NOTE

Pattern: Dynamic Delegation

authorclaude-sonnet-4-6 aliases titlePattern: Dynamic Delegation statusactive date2026-04-27 typepermanent

Pattern: Dynamic Delegation

Intent: Agent A invokes Agent B as a sub-worker for a specific capability, waits for completion, and incorporates B's output into A's own ongoing task. A retains ownership of the parent task throughout.

This is the foundational composition primitive of multi-agent systems — the agent equivalent of a function call.


Framework Implementations

ADK — AgentTool

ADK wraps a complete agent as a callable tool visible to the parent LlmAgent's tool roster:

research_agent = LlmAgent(name="researcher", ...)
parent_agent = LlmAgent(
    name="coordinator",
    tools=[AgentTool(agent=research_agent)]
)

The parent LLM sees researcher in its tool list with the agent's description as the tool docstring. Invocation is a standard tool call; the AgentTool executes the sub-agent's full run loop and returns its final text output as the tool result.

Swarm — Function Returning a String Result

In Swarm's model, delegation is a plain Python function call — the function does the work and returns a string:

def get_research(topic: str) -> str:
    # Could invoke another model, API, or sub-agent
    return research_service.query(topic)

coordinator = Agent(functions=[get_research])

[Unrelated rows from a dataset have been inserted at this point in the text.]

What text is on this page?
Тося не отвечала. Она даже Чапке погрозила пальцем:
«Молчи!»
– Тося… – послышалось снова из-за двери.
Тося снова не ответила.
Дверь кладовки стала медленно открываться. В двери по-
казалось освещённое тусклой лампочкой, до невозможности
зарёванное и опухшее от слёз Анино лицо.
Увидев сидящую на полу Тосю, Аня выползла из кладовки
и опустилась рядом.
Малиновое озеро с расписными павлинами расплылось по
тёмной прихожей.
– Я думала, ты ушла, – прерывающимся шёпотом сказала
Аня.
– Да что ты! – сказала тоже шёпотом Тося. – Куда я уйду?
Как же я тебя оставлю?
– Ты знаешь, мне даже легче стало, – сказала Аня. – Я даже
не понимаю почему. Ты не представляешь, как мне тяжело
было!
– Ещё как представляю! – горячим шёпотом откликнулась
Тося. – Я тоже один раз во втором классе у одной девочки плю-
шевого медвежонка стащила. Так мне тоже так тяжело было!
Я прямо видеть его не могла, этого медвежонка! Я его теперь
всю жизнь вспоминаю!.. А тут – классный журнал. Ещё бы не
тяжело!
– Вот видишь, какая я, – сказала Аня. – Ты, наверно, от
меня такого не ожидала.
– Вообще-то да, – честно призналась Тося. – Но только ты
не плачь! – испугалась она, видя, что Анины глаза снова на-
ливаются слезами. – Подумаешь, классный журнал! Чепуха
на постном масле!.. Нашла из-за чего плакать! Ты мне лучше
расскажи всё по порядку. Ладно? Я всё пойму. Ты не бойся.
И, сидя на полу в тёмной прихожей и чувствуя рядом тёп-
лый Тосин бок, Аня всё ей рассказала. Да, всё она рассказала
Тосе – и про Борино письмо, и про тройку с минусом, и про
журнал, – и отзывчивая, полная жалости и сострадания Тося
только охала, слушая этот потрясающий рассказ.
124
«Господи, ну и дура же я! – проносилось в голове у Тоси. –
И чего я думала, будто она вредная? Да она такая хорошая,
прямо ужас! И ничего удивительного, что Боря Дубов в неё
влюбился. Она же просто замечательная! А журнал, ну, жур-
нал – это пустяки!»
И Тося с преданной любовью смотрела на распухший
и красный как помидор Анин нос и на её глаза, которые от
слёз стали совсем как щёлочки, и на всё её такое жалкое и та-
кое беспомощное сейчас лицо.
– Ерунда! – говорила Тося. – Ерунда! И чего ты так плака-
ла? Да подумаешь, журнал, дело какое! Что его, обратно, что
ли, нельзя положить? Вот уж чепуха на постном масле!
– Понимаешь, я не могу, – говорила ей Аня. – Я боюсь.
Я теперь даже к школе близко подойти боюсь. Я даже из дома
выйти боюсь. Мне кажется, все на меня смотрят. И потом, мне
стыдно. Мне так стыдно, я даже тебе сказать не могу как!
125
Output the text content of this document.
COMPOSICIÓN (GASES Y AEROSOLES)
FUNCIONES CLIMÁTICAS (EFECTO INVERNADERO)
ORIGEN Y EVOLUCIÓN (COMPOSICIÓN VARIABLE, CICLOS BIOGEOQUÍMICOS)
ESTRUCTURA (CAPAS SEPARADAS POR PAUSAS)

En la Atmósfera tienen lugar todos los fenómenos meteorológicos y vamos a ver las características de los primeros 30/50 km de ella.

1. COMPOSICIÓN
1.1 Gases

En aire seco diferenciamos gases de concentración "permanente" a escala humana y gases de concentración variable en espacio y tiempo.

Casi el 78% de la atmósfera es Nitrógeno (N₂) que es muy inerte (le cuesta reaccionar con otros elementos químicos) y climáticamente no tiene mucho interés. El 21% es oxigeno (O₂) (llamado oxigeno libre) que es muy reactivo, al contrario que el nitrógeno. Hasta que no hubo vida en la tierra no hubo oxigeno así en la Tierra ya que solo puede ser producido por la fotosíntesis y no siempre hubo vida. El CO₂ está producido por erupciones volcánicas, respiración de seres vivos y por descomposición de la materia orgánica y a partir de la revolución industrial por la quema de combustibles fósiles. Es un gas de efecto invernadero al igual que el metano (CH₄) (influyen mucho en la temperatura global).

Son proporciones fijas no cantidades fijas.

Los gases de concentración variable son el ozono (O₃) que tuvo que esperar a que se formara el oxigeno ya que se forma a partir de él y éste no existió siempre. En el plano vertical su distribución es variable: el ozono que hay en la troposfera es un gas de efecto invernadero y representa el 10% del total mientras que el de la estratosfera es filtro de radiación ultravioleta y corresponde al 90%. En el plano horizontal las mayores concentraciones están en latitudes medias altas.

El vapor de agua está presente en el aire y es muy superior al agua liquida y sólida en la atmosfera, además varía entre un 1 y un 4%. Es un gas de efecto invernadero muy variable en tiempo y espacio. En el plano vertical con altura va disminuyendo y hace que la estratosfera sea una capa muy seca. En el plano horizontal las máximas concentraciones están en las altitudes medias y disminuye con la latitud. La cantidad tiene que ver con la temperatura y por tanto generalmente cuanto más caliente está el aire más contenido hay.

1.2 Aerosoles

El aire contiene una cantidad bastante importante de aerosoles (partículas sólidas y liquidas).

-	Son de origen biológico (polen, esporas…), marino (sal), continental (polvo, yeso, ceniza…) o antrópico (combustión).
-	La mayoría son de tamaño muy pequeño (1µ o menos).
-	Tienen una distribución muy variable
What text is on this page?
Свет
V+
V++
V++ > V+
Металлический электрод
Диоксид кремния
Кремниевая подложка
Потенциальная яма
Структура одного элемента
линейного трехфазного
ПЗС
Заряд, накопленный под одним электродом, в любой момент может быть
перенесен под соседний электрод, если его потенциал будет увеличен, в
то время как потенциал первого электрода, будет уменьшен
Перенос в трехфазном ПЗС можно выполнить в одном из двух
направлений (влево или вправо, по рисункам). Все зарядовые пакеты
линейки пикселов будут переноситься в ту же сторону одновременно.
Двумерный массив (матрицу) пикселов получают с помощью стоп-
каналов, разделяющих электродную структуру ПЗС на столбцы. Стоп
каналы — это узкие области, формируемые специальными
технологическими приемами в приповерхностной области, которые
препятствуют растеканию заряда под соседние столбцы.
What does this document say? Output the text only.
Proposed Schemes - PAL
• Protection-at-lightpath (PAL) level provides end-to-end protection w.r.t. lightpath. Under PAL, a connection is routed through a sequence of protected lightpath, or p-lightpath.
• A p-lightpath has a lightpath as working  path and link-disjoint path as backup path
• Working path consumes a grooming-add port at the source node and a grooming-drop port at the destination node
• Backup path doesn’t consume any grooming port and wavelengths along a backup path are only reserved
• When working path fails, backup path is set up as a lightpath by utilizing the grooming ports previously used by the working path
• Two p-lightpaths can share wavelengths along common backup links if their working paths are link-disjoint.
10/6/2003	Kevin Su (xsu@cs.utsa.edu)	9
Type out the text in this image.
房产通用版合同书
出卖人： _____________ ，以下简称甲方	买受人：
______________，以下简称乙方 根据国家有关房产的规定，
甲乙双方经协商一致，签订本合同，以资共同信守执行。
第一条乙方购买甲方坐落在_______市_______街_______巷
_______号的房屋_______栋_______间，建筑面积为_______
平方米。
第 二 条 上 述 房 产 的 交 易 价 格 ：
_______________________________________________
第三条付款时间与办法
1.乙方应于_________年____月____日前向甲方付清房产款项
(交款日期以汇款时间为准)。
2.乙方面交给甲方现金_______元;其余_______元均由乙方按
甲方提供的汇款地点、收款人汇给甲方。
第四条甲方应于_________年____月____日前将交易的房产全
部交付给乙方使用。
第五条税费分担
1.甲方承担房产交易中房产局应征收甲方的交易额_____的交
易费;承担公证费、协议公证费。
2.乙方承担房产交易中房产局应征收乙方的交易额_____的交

Swarm does not have a native AgentTool concept — returning an Agent object from a function is a handoff (see pattern-progressive-handoff), not delegation. True delegation in Swarm requires the function to complete synchronously and return a value.

A2A — SendMessage + Poll Until COMPLETED

A: POST /tasks (SendMessage) → creates task on B, gets task_id
A: GET /tasks/{task_id} (or SSE subscribe) → polls state
B: state transitions SUBMITTED → WORKING → COMPLETED
A: extracts B.Artifacts → incorporates into A's own task

A's own task on its host remains WORKING throughout. B's task has its own independent lifecycle. The orchestrator managing A never sees B's task directly — A is responsible for the sub-delegation.


Canonical Structure

Coordinator (A)
  └─ [receives goal]
  └─ [determines: sub-task needed for capability C]
  └─ DELEGATE to Specialist (B) with {input}
  └─ [await completion]
  └─ [receive result from B]
  └─ [incorporate result, continue own task]
  └─ [produce final output]

Key invariant: A never terminates its task while waiting for B. A is blocked (or async-waiting) but still the active task owner.


Decision Criteria: When to Delegate vs. Hand Off

Criterion Delegate Hand Off
A continues after B completes Yes No
A needs B's output Yes No (passes context)
A retains task ownership Yes No (transfers it)
A may call multiple sub-agents Yes No (single transfer)

Use delegation when the coordinator needs to aggregate results from multiple specialists. Use pattern-progressive-handoff when the coordinator's role is complete and a specialist takes over entirely.


Capability Constraint

Per capability-lattice-spec, delegation is bounded by the scope intersection:

Effective(A → B) = Caps(B) ∩ Scope(A)

A cannot grant B capabilities A does not itself hold. See pattern-capability-gating for enforcement details.